There is so much to mine with Yuno. Her character design does feel like a missed opportunity—Nagan is clearly a Middle Eastern-inspired city, but Yuno looks like she could’ve been pulled out of any European-set fantasy anime—but there’s no leering or fanservice at play, and the writing is at its best when it sits with her. She’s a highly skilled magician, clearly shy and now weighted down by a bucket of PTSD and survivor’s guilt. And most interestingly of all, she deeply loathes her supposed savior—who may have been the reason the giant machine that destroyed her home awakened in the first place.

While it doesn’t have the immediate catharsis of The Executioner and Her Way of Life’s opening bait-and-switch, Ishura positions itself in the same position of suspicion regarding wish-fulfillment isekai protagonists. Soujirou shows no concern for the devastation around him or Yuno’s pain; he’s just looking for food to eat and something strong to fight, and it seems as if nothing and no one can stop him from getting what he wants. I’m absolutely down to follow Yuno as she tries to find someone strong enough to kill this guy without getting killed herself…if that’s the plot the show decides to stick to.

a swordsman mid-strike
A less impressive Yagyuu than Jubei-chan, if I’m honest

There’s an awful lot of flash dedicated to that climactic fight scene, is the thing. It could be that the show wants to have its cake and eat it too, indulging in the high-flying bloodletting before (if you are an optimist) highlighting the discordance against Yuno’s reactions for horror or (if you are a cynical fuck who’s been reviewing anime for almost a decade) po-facedly scolding the audience for cheering at the cool fight scene they threw a couple animators’ lives and health at. Or worse, it could come around to having Yuno realize that Soujirou is a cool guy after all. It doesn’t exactly give me confidence to see Ihara Kenta’s name as series composer, given that his CV is 80% hot garbage regardless of the quality of the source material.

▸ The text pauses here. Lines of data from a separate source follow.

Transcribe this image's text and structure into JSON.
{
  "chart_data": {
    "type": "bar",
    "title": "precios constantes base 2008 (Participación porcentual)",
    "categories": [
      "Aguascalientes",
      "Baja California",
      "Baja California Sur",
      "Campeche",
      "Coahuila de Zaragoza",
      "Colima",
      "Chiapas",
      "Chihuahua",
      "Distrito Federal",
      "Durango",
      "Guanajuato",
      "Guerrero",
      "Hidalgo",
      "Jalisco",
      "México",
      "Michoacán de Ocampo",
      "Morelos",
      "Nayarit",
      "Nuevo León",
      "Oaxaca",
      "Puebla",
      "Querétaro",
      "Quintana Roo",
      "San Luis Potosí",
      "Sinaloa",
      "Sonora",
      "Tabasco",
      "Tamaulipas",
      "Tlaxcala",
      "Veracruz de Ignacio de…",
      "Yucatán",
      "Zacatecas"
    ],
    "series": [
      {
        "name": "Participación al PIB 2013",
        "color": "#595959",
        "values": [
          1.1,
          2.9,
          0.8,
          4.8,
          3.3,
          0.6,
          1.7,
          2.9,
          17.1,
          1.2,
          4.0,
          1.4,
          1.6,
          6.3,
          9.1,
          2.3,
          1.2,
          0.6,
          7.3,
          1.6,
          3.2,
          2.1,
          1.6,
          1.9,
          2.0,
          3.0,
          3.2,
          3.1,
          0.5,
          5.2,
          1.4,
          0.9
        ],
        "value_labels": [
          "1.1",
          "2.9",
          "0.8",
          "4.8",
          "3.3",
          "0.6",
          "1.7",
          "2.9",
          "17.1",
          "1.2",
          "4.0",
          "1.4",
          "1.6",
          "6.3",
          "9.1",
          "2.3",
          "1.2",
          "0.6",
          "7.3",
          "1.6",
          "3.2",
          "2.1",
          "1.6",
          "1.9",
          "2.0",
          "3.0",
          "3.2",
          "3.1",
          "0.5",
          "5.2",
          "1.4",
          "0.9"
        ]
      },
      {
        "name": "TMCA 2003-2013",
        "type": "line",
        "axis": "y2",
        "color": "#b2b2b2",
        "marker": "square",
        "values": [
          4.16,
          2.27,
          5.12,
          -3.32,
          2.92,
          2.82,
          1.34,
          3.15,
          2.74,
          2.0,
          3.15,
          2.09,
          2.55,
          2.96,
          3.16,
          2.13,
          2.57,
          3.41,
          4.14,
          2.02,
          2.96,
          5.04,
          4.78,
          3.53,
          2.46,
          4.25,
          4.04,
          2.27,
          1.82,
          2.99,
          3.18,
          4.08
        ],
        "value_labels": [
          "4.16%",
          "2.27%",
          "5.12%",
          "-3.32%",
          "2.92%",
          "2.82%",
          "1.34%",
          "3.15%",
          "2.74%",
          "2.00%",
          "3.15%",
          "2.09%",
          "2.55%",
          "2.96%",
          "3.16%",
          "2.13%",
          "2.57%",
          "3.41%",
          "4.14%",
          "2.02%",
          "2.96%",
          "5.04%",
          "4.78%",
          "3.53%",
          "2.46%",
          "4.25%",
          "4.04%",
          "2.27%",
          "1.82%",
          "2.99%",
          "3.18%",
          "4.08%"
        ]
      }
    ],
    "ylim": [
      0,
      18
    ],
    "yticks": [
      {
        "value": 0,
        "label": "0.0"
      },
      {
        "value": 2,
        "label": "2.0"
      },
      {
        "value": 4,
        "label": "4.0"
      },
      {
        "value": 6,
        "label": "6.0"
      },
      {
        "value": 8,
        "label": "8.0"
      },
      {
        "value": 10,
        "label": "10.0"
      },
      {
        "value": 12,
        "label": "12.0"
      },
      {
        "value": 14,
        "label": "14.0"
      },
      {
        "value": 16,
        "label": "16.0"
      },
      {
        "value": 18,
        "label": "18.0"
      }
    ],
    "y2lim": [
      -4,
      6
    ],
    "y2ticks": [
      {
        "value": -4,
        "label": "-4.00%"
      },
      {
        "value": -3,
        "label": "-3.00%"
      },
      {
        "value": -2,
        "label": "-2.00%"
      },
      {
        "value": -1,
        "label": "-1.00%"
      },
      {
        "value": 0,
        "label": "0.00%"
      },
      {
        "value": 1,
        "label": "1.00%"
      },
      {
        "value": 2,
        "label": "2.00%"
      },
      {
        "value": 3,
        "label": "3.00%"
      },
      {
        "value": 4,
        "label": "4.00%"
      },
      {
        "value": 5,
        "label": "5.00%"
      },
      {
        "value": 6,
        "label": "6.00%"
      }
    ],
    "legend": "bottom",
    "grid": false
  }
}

All of this is additionally muted by the fact that this is the season’s Disney/Hulu show, meaning that it will be minimally advertised and difficult to search up regardless of its ultimate quality. Because why on earth would you try to provide a quality product when you can just throw money at the problem. I’m going to give this a couple episodes to see if it treats its promising heroine right, but I might recommend other folks give more of a wait-and-see approach unless you’re an avid dark fantasy fan.